Congratulations, you are nearing retirement! You have spent your career working, saving, and let’s be honest, likely dreaming about getting to this point. As you start thinking about what retirement will look like, you may envision more leisure activities, visiting with family and friends, possibly opportunities to travel or work on a hobby. All of those are excellent retirement plans.
It’s also important to keep an eye on your investment plan. Hopefully, you have had the ability to set aside some of your employment income in a retirement savings plan – like a 401k or an IRA. Perhaps you even have some savings outside of your retirement plan that you have been or would like to invest. Your ability to save is the number one factor in your retirement success. Proper management of your investment savings is a close second.
Hopefully, you will enjoy a nice, long retirement. We want to be sure your savings are appropriately invested to pursue a growth rate to sustain your lifestyle for that entire period. At the same time, now that you are exclusively living off your retirement income, we need to be sure your funds are stable and accessible.

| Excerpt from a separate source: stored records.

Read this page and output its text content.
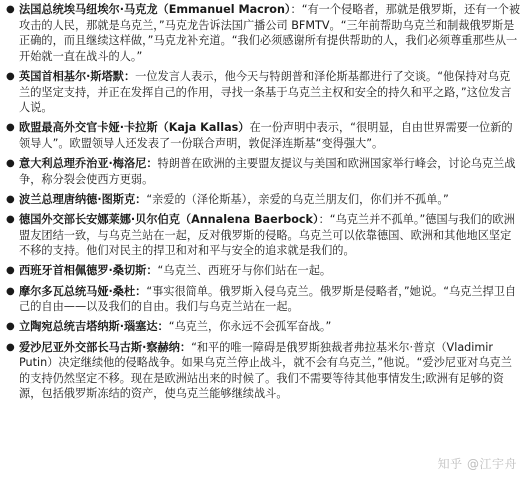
● 法国总统埃马纽埃尔·马克龙（Emmanuel Macron）：“有一个侵略者，那就是俄罗斯，还有一个被攻击的人民，那就是乌克兰，”马克龙告诉法国广播公司 BFMTV。“三年前帮助乌克兰和制裁俄罗斯是正确的，而且继续这样做，”马克龙补充道。“我们必须感谢所有提供帮助的人，我们必须尊重那些从一开始就一直在战斗的人。”
● 英国首相基尔·斯塔默：一位发言人表示，他今天与特朗普和泽伦斯基都进行了交谈。“他保持对乌克兰的坚定支持，并正在发挥自己的作用，寻找一条基于乌克兰主权和安全的持久和平之路，”这位发言人说。
● 欧盟最高外交官卡娅·卡拉斯（Kaja Kallas）在一份声明中表示，“很明显，自由世界需要一位新的领导人”。欧盟领导人还发表了一份联合声明，敦促泽连斯基“变得强大”。
● 意大利总理乔治亚·梅洛尼：特朗普在欧洲的主要盟友提议与美国和欧洲国家举行峰会，讨论乌克兰战争，称分裂会使西方更弱。
● 波兰总理唐纳德·图斯克：“亲爱的（泽伦斯基），亲爱的乌克兰朋友们，你们并不孤单。”
● 德国外交部长安娜莱娜·贝尔伯克（Annalena Baerbock）：“乌克兰并不孤单。”德国与我们的欧洲盟友团结一致，与乌克兰站在一起，反对俄罗斯的侵略。乌克兰可以依靠德国、欧洲和其他地区坚定不移的支持。他们对民主的捍卫和对和平与安全的追求就是我们的。
● 西班牙首相佩德罗·桑切斯：“乌克兰、西班牙与你们站在一起。
● 摩尔多瓦总统马娅·桑杜：“事实很简单。俄罗斯入侵乌克兰。俄罗斯是侵略者，”她说。“乌克兰捍卫自己的自由——以及我们的自由。我们与乌克兰站在一起。
● 立陶宛总统吉塔纳斯·瑙塞达：“乌克兰，你永远不会孤军奋战。”
● 爱沙尼亚外交部长马古斯·察赫纳：“和平的唯一障碍是俄罗斯独裁者弗拉基米尔·普京（Vladimir Putin）决定继续他的侵略战争。如果乌克兰停止战斗，就不会有乌克兰，”他说。“爱沙尼亚对乌克兰的支持仍然坚定不移。现在是欧洲站出来的时候了。我们不需要等待其他事情发生;欧洲有足够的资源，包括俄罗斯冻结的资产，使乌克兰能够继续战斗。
知乎 @江宇舟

Taking more risk than necessary is never advisable; in retirement, mitigating risk exposure is especially important. Your portfolio should have just the right amount of market exposure to pursue your required growth rate, while also offering the stability to provide income when needed.
A moderately allocated portfolio with approximately 60% in stocks and 40% in bonds and cash will typically offer opportunities in that sweet spot combining both growth and stability. However, there are no “one size fits all” portfolios. Working with a trusted financial advisor is a great way to review your investment plan and ensure you are properly allocating your portfolio to pursue all your retirement goals.